Walsh (1979) reported a number of disturbing experiences during meditation, such as anxiety, tension, and anger. Walsh and Rauche (1979) stated that meditation may precipitate a psychotic episode in individuals with a history of schizophrenia. Kornfield (1979 and 1983) reported that body pain is a frequent occurrence during meditation, and that meditators develop new ways to relate to their pain as a result of meditation. Hassett (1978) reported that meditation can be harmful. Carrington (1977) observed that extensive meditation may induce symptoms that range in severity from insomnia to psychotic manifestations with hallucinatory behavior. Lazarus (1976) reported that psychiatric problems such as severe depression and schizophrenic breakdown may be precipitated by TM. French et al. (1975) reported that anxiety, tension, anger, and other disturbing experiences sometimes occur during TM. Carrington and Ephron (1975c) reported a number of complaints from TM meditators who felt themselves overwhelmed by negative and unpleasant thoughts during meditation. Glueck and Stroebel (1975) reported that two experimental subjects made independent suicide attempts in the first two days after beginning the TM program. Kannellakos and Lukas (1974) reported complaints from TM meditators.

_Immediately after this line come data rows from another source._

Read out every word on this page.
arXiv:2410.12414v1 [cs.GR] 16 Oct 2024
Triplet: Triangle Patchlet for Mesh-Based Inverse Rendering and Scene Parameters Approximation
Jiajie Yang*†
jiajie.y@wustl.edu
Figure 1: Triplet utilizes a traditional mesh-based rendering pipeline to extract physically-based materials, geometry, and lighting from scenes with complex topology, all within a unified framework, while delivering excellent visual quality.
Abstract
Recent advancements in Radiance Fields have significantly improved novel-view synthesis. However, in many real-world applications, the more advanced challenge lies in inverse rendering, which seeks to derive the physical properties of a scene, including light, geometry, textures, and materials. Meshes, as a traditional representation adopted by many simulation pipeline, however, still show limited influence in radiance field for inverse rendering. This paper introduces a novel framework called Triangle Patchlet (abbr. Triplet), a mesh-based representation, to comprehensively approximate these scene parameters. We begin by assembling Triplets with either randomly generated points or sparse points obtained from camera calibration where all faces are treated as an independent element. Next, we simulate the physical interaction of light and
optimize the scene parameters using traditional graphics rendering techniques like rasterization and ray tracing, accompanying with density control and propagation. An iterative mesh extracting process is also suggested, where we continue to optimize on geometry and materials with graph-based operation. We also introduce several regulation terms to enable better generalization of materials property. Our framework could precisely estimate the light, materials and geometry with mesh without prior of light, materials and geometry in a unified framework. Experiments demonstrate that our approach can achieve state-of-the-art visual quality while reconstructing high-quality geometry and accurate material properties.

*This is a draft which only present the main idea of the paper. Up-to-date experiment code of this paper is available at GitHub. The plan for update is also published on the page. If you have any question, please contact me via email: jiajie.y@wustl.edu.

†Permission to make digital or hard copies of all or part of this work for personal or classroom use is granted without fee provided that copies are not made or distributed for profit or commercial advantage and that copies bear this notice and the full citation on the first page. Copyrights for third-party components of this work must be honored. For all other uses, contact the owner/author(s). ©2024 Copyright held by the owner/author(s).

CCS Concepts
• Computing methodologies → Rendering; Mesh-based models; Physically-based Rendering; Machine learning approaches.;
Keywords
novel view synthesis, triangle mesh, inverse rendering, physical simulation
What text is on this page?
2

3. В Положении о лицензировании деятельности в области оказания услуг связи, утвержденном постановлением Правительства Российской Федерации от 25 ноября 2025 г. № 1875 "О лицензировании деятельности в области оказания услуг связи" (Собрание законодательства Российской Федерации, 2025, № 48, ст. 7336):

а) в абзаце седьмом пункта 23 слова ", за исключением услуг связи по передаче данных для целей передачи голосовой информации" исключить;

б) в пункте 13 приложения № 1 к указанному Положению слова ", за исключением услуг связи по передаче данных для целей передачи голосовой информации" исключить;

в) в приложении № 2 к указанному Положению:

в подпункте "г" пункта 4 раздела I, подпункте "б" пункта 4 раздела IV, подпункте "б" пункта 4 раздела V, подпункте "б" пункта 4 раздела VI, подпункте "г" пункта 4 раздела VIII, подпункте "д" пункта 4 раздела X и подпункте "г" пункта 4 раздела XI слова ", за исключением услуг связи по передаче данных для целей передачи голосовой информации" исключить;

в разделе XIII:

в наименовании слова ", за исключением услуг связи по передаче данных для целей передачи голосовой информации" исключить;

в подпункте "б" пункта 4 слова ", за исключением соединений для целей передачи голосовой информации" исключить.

Otis (1974) reported that five patients suffered a reoccurrence of serious psychosomatic symptoms after commencing meditation. Maupin (1969) stated that the deepest objection to meditation has been its tendency to produce withdrawn, serene people who are not accessible to what is actually going on in their lives. He said that with meditation it is easy to overvalue the internal at the expense of the external.
These and other negative meditation outcomes are described in traditional sources. The path is "sharp like a razor's edge" says the Katha Upanishad. [54] St. John of the Cross wrote an entire book about the dark night of the soul. [55] Several hundred pages of Sri Aurobindo's collected works deal with the problems and dangers of his integral yoga. [56] A large part of Aldous Huxley's The Perennial Philosophy consists of admonitions from various spiritual masters about the difficulties encountered in contemplative practice, [57] and William James explores the negative side of religious life in The Varieties of Religious Experience. [58] These and other sources provide a wide array of warnings and directions for those entering a path of meditation. Though the rewards of contemplative practice can be great, they do not come easily.